After that, I started taking part in more music camps, and never once have I been disappointed with the experience. On the contrary, they helped me grow as a musician.
Who are your favourite composers/artists/musicians?
This might be weird, and totally unrelated to violin playing (which is what I’m studying right now – violin performance), but my first favourite artist would probably Jason Robert Brown, who is a composer and pianist. He wrote the music score to the musical The Last Five Years. Each song turns into a masterclass of storytelling. The music is so beautiful and filled with emotion that it always makes me cry.
My second favourite musician is singer, composer, arranger Jacob Collier. I really think he must be one of the most talented musicians of our generation. He is phenomenal. He can come up with the most amazing harmonies and song arrangements which constantly blow my mind. For example in ‘You and I’, his chord modulations and background vocals arrangements are not to be missed!
What really inspires me is his embrace for music of all kinds and the fact that he wants to learn from and experiment with all of the styles.
What do you anticipate for the Nevis Ensemble?

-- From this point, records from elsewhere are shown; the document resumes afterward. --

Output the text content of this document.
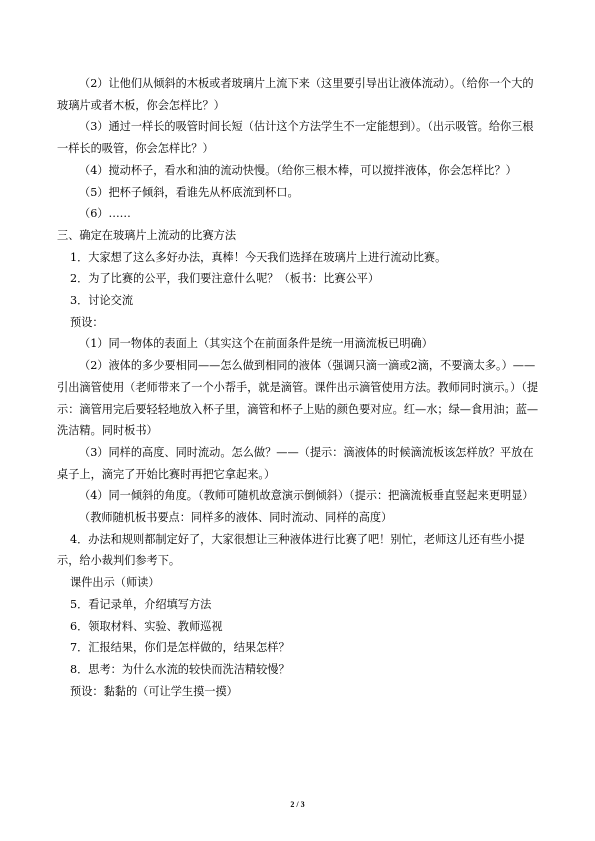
（2）让他们从倾斜的木板或者玻璃片上流下来（这里要引导出让液体流动）。（给你一个大的玻璃片或者木板，你会怎样比？）

（3）通过一样长的吸管时间长短（估计这个方法学生不一定能想到）。（出示吸管。给你三根一样长的吸管，你会怎样比？）

（4）搅动杯子，看水和油的流动快慢。（给你三根木棒，可以搅拌液体，你会怎样比？）

（5）把杯子倾斜，看谁先从杯底流到杯口。

（6）……

三、确定在玻璃片上流动的比赛方法

1．大家想了这么多好办法，真棒！今天我们选择在玻璃片上进行流动比赛。

2．为了比赛的公平，我们要注意什么呢？（板书：比赛公平）

3．讨论交流

预设：

（1）同一物体的表面上（其实这个在前面条件是统一用滴流板已明确）

（2）液体的多少要相同——怎么做到相同的液体（强调只滴一滴或2滴，不要滴太多。）——引出滴管使用（老师带来了一个小帮手，就是滴管。课件出示滴管使用方法。教师同时演示。）（提示：滴管用完后要轻轻地放入杯子里，滴管和杯子上贴的颜色要对应。红—水；绿—食用油；蓝—洗洁精。同时板书）

（3）同样的高度、同时流动。怎么做？——（提示：滴液体的时候滴流板该怎样放？平放在桌子上，滴完了开始比赛时再把它拿起来。）

（4）同一倾斜的角度。（教师可随机故意演示倒倾斜）（提示：把滴流板垂直竖起来更明显）

（教师随机板书要点：同样多的液体、同时流动、同样的高度）

4．办法和规则都制定好了，大家很想让三种液体进行比赛了吧！别忙，老师这儿还有些小提示，给小裁判们参考下。

课件出示（师读）

5．看记录单，介绍填写方法

6．领取材料、实验、教师巡视

7．汇报结果，你们是怎样做的，结果怎样？

8．思考：为什么水流的较快而洗洁精较慢？

预设：黏黏的（可让学生摸一摸）

2 / 3
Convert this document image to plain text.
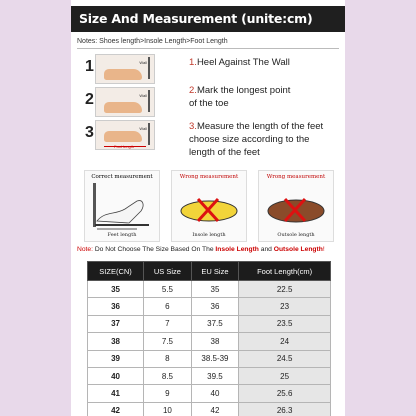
Size And Measurement (unite:cm)
Notes: Shoes length>Insole Length>Foot Length
1	Wall
2	Wall
3
Foot length
Wall
1.Heel Against The Wall
2.Mark the longest point
of the toe
3.Measure the length of the feet
choose size according to the
length of the feet
Correct measurement
Feet length
Wrong measurement
Insole length
Wrong measurement
Outsole length
Note: Do Not Choose The Size Based On The Insole Length and Outsole Length!
SIZE(CN)	US Size	EU Size	Foot Length(cm)
35	5.5	35	22.5
36	6	36	23
37	7	37.5	23.5
38	7.5	38	24
39	8	38.5-39	24.5
40	8.5	39.5	25
41	9	40	25.6
42	10	42	26.3
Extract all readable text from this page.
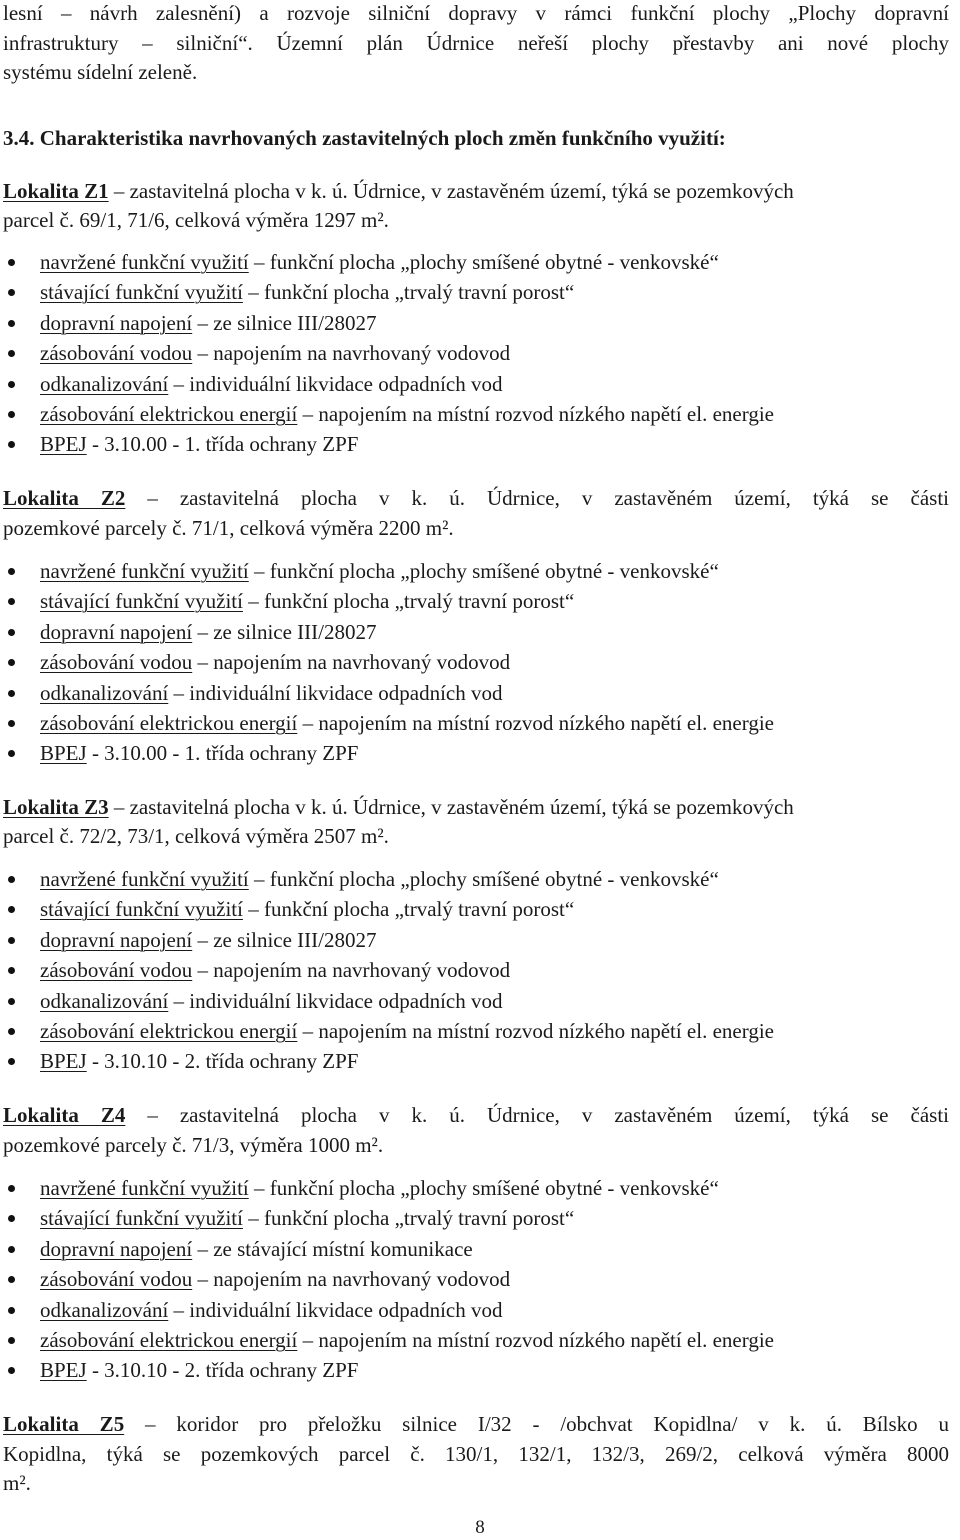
lesní – návrh zalesnění) a rozvoje silniční dopravy v rámci funkční plochy „Plochy dopravní
infrastruktury – silniční“. Územní plán Údrnice neřeší plochy přestavby ani nové plochy
systému sídelní zeleně.
3.4. Charakteristika navrhovaných zastavitelných ploch změn funkčního využití:
Lokalita Z1 – zastavitelná plocha v k. ú. Údrnice, v zastavěném území, týká se pozemkových
parcel č. 69/1, 71/6, celková výměra 1297 m².
navržené funkční využití – funkční plocha „plochy smíšené obytné - venkovské“
stávající funkční využití – funkční plocha „trvalý travní porost“
dopravní napojení – ze silnice III/28027
zásobování vodou – napojením na navrhovaný vodovod
odkanalizování – individuální likvidace odpadních vod
zásobování elektrickou energií – napojením na místní rozvod nízkého napětí el. energie
BPEJ - 3.10.00 - 1. třída ochrany ZPF
Lokalita Z2 – zastavitelná plocha v k. ú. Údrnice, v zastavěném území, týká se části
pozemkové parcely č. 71/1, celková výměra 2200 m².
navržené funkční využití – funkční plocha „plochy smíšené obytné - venkovské“
stávající funkční využití – funkční plocha „trvalý travní porost“
dopravní napojení – ze silnice III/28027
zásobování vodou – napojením na navrhovaný vodovod
odkanalizování – individuální likvidace odpadních vod
zásobování elektrickou energií – napojením na místní rozvod nízkého napětí el. energie
BPEJ - 3.10.00 - 1. třída ochrany ZPF
Lokalita Z3 – zastavitelná plocha v k. ú. Údrnice, v zastavěném území, týká se pozemkových
parcel č. 72/2, 73/1, celková výměra 2507 m².
navržené funkční využití – funkční plocha „plochy smíšené obytné - venkovské“
stávající funkční využití – funkční plocha „trvalý travní porost“
dopravní napojení – ze silnice III/28027
zásobování vodou – napojením na navrhovaný vodovod
odkanalizování – individuální likvidace odpadních vod
zásobování elektrickou energií – napojením na místní rozvod nízkého napětí el. energie
BPEJ - 3.10.10 - 2. třída ochrany ZPF
Lokalita Z4 – zastavitelná plocha v k. ú. Údrnice, v zastavěném území, týká se části
pozemkové parcely č. 71/3, výměra 1000 m².
navržené funkční využití – funkční plocha „plochy smíšené obytné - venkovské“
stávající funkční využití – funkční plocha „trvalý travní porost“
dopravní napojení – ze stávající místní komunikace
zásobování vodou – napojením na navrhovaný vodovod
odkanalizování – individuální likvidace odpadních vod
zásobování elektrickou energií – napojením na místní rozvod nízkého napětí el. energie
BPEJ - 3.10.10 - 2. třída ochrany ZPF
Lokalita Z5 – koridor pro přeložku silnice I/32 - /obchvat Kopidlna/ v k. ú. Bílsko u
Kopidlna, týká se pozemkových parcel č. 130/1, 132/1, 132/3, 269/2, celková výměra 8000
m².
8
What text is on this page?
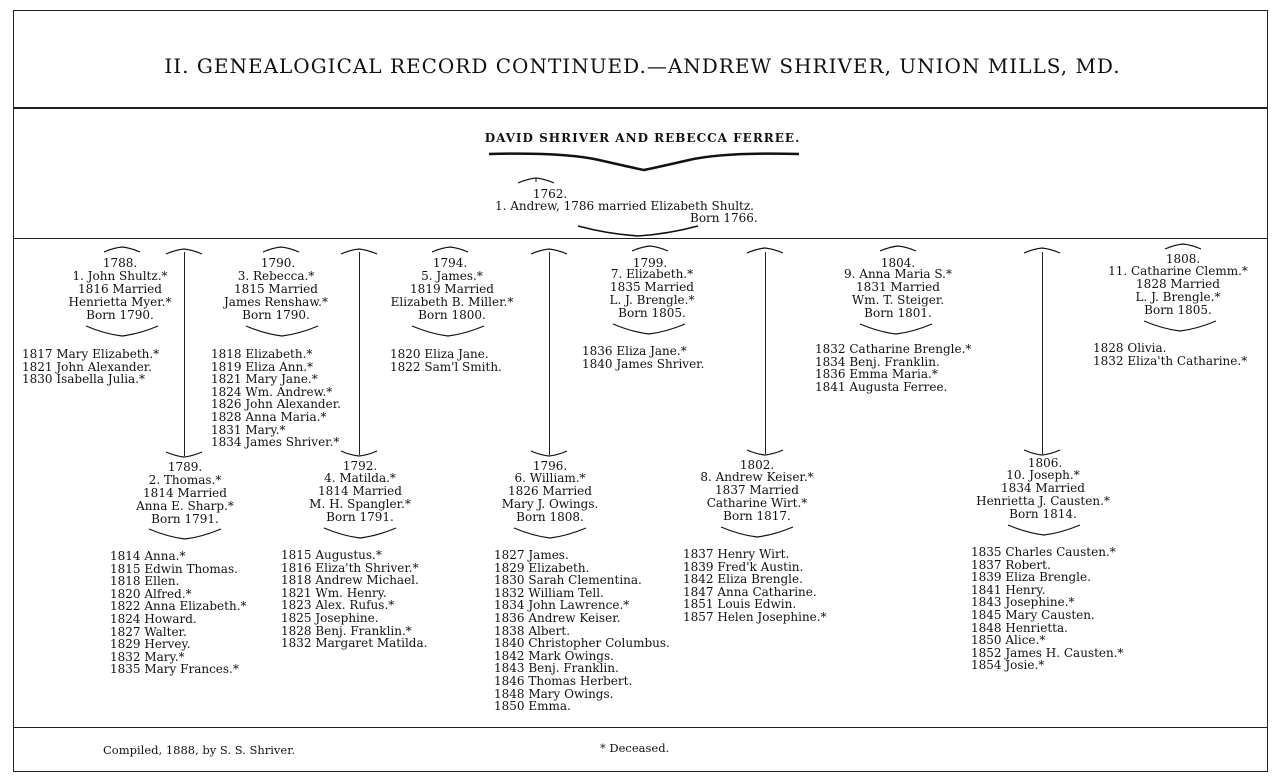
II. GENEALOGICAL RECORD CONTINUED.—ANDREW SHRIVER, UNION MILLS, MD.
DAVID SHRIVER AND REBECCA FERREE.
1762.
1. Andrew, 1786 married Elizabeth Shultz.
Born 1766.
1788.
1. John Shultz.*
1816 Married
Henrietta Myer.*
Born 1790.
1817 Mary Elizabeth.*
1821 John Alexander.
1830 Isabella Julia.*
1790.
3. Rebecca.*
1815 Married
James Renshaw.*
Born 1790.
1818 Elizabeth.*
1819 Eliza Ann.*
1821 Mary Jane.*
1824 Wm. Andrew.*
1826 John Alexander.
1828 Anna Maria.*
1831 Mary.*
1834 James Shriver.*
1794.
5. James.*
1819 Married
Elizabeth B. Miller.*
Born 1800.
1820 Eliza Jane.
1822 Sam'l Smith.
1799.
7. Elizabeth.*
1835 Married
L. J. Brengle.*
Born 1805.
1836 Eliza Jane.*
1840 James Shriver.
1804.
9. Anna Maria S.*
1831 Married
Wm. T. Steiger.
Born 1801.
1832 Catharine Brengle.*
1834 Benj. Franklin.
1836 Emma Maria.*
1841 Augusta Ferree.
1808.
11. Catharine Clemm.*
1828 Married
L. J. Brengle.*
Born 1805.
1828 Olivia.
1832 Eliza'th Catharine.*
1789.
2. Thomas.*
1814 Married
Anna E. Sharp.*
Born 1791.
1814 Anna.*
1815 Edwin Thomas.
1818 Ellen.
1820 Alfred.*
1822 Anna Elizabeth.*
1824 Howard.
1827 Walter.
1829 Hervey.
1832 Mary.*
1835 Mary Frances.*
1792.
4. Matilda.*
1814 Married
M. H. Spangler.*
Born 1791.
1815 Augustus.*
1816 Eliza'th Shriver.*
1818 Andrew Michael.
1821 Wm. Henry.
1823 Alex. Rufus.*
1825 Josephine.
1828 Benj. Franklin.*
1832 Margaret Matilda.
1796.
6. William.*
1826 Married
Mary J. Owings.
Born 1808.
1827 James.
1829 Elizabeth.
1830 Sarah Clementina.
1832 William Tell.
1834 John Lawrence.*
1836 Andrew Keiser.
1838 Albert.
1840 Christopher Columbus.
1842 Mark Owings.
1843 Benj. Franklin.
1846 Thomas Herbert.
1848 Mary Owings.
1850 Emma.
1802.
8. Andrew Keiser.*
1837 Married
Catharine Wirt.*
Born 1817.
1837 Henry Wirt.
1839 Fred'k Austin.
1842 Eliza Brengle.
1847 Anna Catharine.
1851 Louis Edwin.
1857 Helen Josephine.*
1806.
10. Joseph.*
1834 Married
Henrietta J. Causten.*
Born 1814.
1835 Charles Causten.*
1837 Robert.
1839 Eliza Brengle.
1841 Henry.
1843 Josephine.*
1845 Mary Causten.
1848 Henrietta.
1850 Alice.*
1852 James H. Causten.*
1854 Josie.*
Compiled, 1888, by S. S. Shriver.	* Deceased.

Really, there is nothing quite like it. After my first day tour with them, I was so exhausted, but so proud of all the work we did together as an ensemble. I think the future tours will be even more challenging but it’ll also be so satisfying and fulfilling both for the audiences and the performers, because it brings us together and unites us. Every ensemble should focus on making their performances the greatest experiences, and this is exactly what Nevis Ensemble does!